A Rejection of Federal-Parliamentary Reforms in The Philippines is a Rejection of National Confidence

A confident nation is able to withstand a great leap into the unknown while a nation aware of its problems but too timid to apply the correct solutions to these problems will see its economic, social and political conditions continue to deteriorate. Philippine President Rodrigo Duterte’s proposed federal reforms and the proposals of his PDP-Laban party for the establishment of a parliamentary system to replace the existing convoluted presidential/congressional system represent a clean break from a past whose success record is appalling by the standards of virtually all of The Philippines’ ASEAN partners.

Since the middle of the 20th century, Singapore, Malaysia, Vietnam, Indonesia, Thailand and even Cambodia have become wealthier nations. In that same period, The Philippines has become poorer with the 1987 Constitution representing a watershed moment in respect of a nation constraining its own potential and thus consigning its people to a worse future than any of its neighbours.
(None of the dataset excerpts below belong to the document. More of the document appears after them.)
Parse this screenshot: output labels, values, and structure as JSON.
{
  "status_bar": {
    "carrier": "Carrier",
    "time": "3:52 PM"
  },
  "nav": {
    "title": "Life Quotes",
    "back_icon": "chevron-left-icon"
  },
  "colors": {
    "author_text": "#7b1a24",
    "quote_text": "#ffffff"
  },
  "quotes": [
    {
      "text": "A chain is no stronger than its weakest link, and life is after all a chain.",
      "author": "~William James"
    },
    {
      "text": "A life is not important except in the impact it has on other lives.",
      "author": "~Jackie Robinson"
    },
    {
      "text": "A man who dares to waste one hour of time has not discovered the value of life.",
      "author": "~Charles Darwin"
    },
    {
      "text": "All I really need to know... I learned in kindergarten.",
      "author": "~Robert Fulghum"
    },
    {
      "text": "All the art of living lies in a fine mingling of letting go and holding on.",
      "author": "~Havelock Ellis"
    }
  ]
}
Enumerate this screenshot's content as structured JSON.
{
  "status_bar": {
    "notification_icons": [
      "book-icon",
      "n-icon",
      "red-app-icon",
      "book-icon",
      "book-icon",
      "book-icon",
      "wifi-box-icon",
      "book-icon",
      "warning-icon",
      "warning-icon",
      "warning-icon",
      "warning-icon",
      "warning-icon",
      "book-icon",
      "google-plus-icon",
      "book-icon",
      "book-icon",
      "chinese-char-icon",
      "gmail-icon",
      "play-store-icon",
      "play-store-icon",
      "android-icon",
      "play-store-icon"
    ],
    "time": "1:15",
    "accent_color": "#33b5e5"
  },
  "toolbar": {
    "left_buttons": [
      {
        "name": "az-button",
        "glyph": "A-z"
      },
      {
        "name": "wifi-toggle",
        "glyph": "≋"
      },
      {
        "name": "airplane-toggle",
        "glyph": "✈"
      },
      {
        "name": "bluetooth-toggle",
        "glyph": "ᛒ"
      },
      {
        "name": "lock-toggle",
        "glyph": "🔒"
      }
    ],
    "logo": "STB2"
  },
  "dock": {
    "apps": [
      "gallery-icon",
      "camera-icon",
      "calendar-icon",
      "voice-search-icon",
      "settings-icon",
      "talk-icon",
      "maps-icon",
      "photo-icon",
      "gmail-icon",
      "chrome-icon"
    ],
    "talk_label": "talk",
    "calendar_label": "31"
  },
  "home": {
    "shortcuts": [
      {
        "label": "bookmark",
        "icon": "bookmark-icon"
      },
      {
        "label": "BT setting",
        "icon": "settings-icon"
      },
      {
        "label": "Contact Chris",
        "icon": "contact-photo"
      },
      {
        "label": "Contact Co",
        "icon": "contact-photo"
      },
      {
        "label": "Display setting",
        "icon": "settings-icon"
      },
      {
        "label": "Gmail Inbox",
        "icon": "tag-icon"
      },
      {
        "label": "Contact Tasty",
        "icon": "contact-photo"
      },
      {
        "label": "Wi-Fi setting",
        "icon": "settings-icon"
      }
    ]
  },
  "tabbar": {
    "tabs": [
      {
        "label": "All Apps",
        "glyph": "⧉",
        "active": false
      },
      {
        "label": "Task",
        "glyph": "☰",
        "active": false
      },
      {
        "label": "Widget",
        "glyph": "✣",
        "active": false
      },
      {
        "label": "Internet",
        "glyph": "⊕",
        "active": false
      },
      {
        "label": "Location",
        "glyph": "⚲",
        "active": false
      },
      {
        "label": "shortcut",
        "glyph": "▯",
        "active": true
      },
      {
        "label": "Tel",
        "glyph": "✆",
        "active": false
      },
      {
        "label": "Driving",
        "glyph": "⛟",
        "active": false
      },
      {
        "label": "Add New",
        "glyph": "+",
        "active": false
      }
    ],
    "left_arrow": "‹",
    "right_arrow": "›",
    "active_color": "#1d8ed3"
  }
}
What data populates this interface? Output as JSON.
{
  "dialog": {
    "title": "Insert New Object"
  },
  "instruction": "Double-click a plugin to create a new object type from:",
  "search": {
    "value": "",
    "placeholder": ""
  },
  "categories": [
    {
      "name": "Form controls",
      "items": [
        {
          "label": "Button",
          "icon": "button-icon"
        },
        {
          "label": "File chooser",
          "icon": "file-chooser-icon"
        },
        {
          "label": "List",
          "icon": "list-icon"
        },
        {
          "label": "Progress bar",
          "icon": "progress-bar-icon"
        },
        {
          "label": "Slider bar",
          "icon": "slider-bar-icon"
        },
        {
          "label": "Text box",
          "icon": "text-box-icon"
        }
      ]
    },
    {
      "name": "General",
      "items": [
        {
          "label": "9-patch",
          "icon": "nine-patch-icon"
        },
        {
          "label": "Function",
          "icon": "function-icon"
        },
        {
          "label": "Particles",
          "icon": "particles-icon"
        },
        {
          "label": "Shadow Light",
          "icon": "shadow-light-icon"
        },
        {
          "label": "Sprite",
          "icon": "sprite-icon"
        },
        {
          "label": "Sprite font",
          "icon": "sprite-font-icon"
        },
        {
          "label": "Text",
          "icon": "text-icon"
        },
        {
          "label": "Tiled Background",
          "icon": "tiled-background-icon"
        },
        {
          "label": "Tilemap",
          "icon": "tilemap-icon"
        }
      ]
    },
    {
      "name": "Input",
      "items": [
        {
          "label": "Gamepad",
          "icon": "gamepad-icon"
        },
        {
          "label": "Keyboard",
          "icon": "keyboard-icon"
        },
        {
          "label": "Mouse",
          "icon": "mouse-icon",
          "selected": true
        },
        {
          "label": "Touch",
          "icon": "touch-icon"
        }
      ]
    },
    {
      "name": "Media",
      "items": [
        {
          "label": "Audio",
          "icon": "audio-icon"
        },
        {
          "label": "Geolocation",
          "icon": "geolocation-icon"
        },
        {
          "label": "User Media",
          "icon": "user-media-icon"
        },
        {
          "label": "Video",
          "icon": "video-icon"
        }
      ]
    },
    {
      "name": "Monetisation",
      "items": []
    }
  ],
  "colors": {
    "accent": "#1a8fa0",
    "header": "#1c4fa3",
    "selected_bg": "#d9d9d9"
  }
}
President Duterte has ushered in a new era of confidence among the Filipino nation that is palpable both at a domestic level and in respect of a new non-aligned foreign policy that allows the country to pursue developmental progress across national lines that once represented barricades due to an old Cold War mentality. While Duterte’s foreign policy has turned the barricades of yesterday into today’s doors of opportunity, the domestic political system must equally reshape itself in order to help deliver much needed reforms that the current system is unable to fully implement due to the mechanical and existential limitations of the 1987 Constitution.

Parliament 

A parliamentary system in The Philippines would help to end the inbuilt political deadlock which is one of the most irksome features of the 1987 Constitution. Under the present system it is possible for a President, Congress, Senate and Vice President to all be at odds over the correct political course that the country should take. Such a system represents the opposite of democracy. It represents a reality where competing branches of government can conspire against a clear mandate of the people in order to prioritise petty personal power struggles and party political gamesmanship over a clear cut majoritarian system where by those in charge of policy drafting and implantation have secured their position in a way that directly reflects the will of the people.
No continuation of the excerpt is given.